30. Mai 2010 - Rheinberg (WAZ)

Eine Welle der Gefühle
Mit Anmut und Leichtigkeit verzauberte die Pianistin Serra Tavsanli das Publikum in der Stadthalle
Von Alexander Florie

Rheinberg. Mit ein paar Minuten Verspätung betrat Serra Tavsanli in ihrem traumhaften Kleid und mit feiner Eleganz die Empore in der Rheinberger Stadthalle. Die 32-jährige Pianistin, die zurzeit ihr Konzertexamen an der Hochschule für Musik und Theater Leipzig absolviert und dort auch unterrichtet, hatte nach siebeneinhalb Stunden Fahrt inklusive Start bis kurz vor Konzertbeginn noch geprobt.

Flüssiges Spiel

Von Anspannung oder Stress war bei der in Istanbul geborenen Künstlerin aber nicht das Geringste zu spüren, ganz im Gegenteil. Mit einem ungeheuer flüssigen Spiel schwebte sie fast über die Tasten, mit geschlossenen Augen und zart wiegenden Bewegungen versank sie in ihrer eigenen Musik. Mit ihrer Ausstrahlung zog sie die Zuschauer dabei zusätzlich in ihren Bann.

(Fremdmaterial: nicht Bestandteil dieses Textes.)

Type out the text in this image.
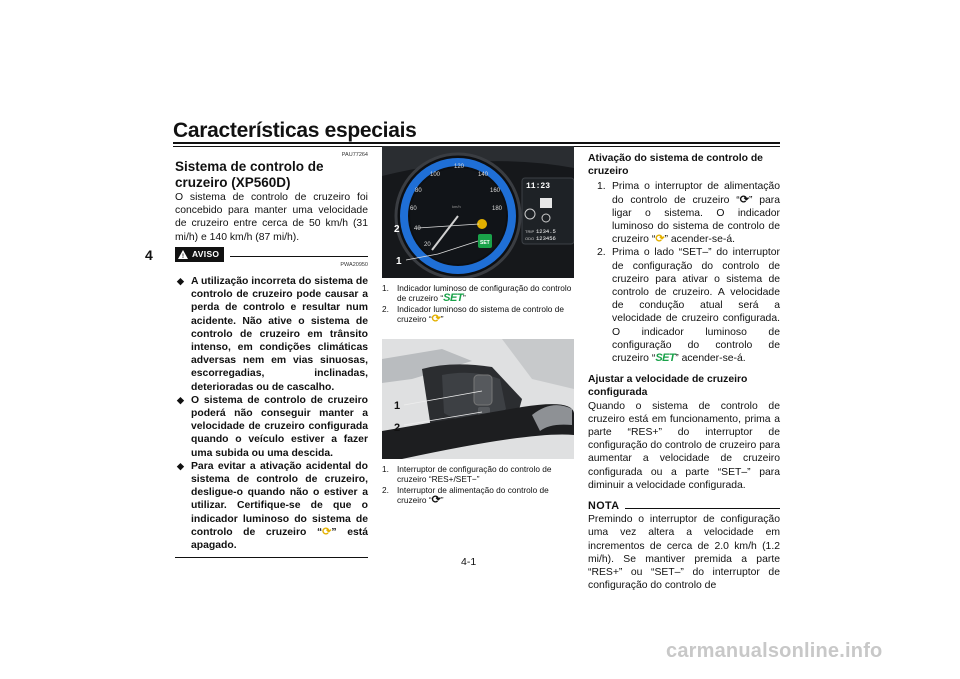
Características especiais
4
PAU77264
Sistema de controlo de cruzeiro (XP560D)

O sistema de controlo de cruzeiro foi concebido para manter uma velocidade de cruzeiro entre cerca de 50 km/h (31 mi/h) e 140 km/h (87 mi/h).

! AVISO
PWA20950
◆ A utilização incorreta do sistema de controlo de cruzeiro pode causar a perda de controlo e resultar num acidente. Não ative o sistema de controlo de cruzeiro em trânsito intenso, em condições climáticas adversas nem em vias sinuosas, escorregadias, inclinadas, deterioradas ou de cascalho.
◆ O sistema de controlo de cruzeiro poderá não conseguir manter a velocidade de cruzeiro configurada quando o veículo estiver a fazer uma subida ou uma descida.
◆ Para evitar a ativação acidental do sistema de controlo de cruzeiro, desligue-o quando não o estiver a utilizar. Certifique-se de que o indicador luminoso do sistema de controlo de cruzeiro “⟳” está apagado.
120
140
160
180
100
80
60
40
20
km/h
SET
2
1
11:23
TRIP 1234.5
ODO 123456
1. Indicador luminoso de configuração do controlo de cruzeiro “SET”
2. Indicador luminoso do sistema de controlo de cruzeiro “⟳”
1
2
1. Interruptor de configuração do controlo de cruzeiro “RES+/SET−”
2. Interruptor de alimentação do controlo de cruzeiro “⟳”
Ativação do sistema de controlo de cruzeiro
1. Prima o interruptor de alimentação do controlo de cruzeiro “⟳” para ligar o sistema. O indicador luminoso do sistema de controlo de cruzeiro “⟳” acender-se-á.
2. Prima o lado “SET–” do interruptor de configuração do controlo de cruzeiro para ativar o sistema de controlo de cruzeiro. A velocidade de condução atual será a velocidade de cruzeiro configurada. O indicador luminoso de configuração do controlo de cruzeiro “SET” acender-se-á.
Ajustar a velocidade de cruzeiro configurada

Quando o sistema de controlo de cruzeiro está em funcionamento, prima a parte “RES+” do interruptor de configuração do controlo de cruzeiro para aumentar a velocidade de cruzeiro configurada ou a parte “SET–” para diminuir a velocidade configurada.

NOTA

Premindo o interruptor de configuração uma vez altera a velocidade em incrementos de cerca de 2.0 km/h (1.2 mi/h). Se mantiver premida a parte “RES+” ou “SET–” do interruptor de configuração do controlo de

4-1
carmanualsonline.info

Zu Beginn des Konzerts gab’s vier Balladen von Frédéric Chopin - angefangen mit der g-moll Ballade Op. 23, bei der Tavsanli das Thema wunderbar weiter ausformulierte und deren Varianten mit großer Weichheit, Ausdruck und Gefühl transportierte.

In der Ballade F-Dur wurden vor dem Auge des Zuhörers die Mädchen einer litauischen Stadt lebendig, von der das Stück erzählt. Und die dramatischen Momente, als die russischen Besetzer auftauchen und die Mädchen in Wassernixen verwandelt werden - technisch ausgereift, dynamisch und mit großer Intensität dargeboten.

Filigran erklang dann die Ballade As-Dur, behutsam-lyrisch und zugleich emotional brachte sie die f-moll Ballade zu Gehör. Nach einer Pause ging es dann mit drei Romanzen von Clara Wieck weiter. Auch hier brillierte die Pianistin mit Esprit, Leichtigkeit und zarter Verspieltheit.
Vielschichtig und gefühlsvoll zugleich präsentierte Tavsanli dann Robert Schumanns Sonate fis-moll. Dabei gelang es ihr, die überschäumende Begehrlichkeit und Sehnsucht der Sonate, die Schumann zu Lebzeiten als „einzigen Herzensschrei“ nach seiner Frau Clara bezeichnet hatte, für den Zuhörer spürbar zu machen.

Die Schlussequenz war eine einzige Welle der Gefühle - das Publikum quittierte ihren Auftritt mit großem Applaus. Nach einer winzigen Bach-Zugabe endete das Konzert - und viele Zuschauer dürften verzaubert nach Hause gegangen sein. Ein echtes Erlebnis.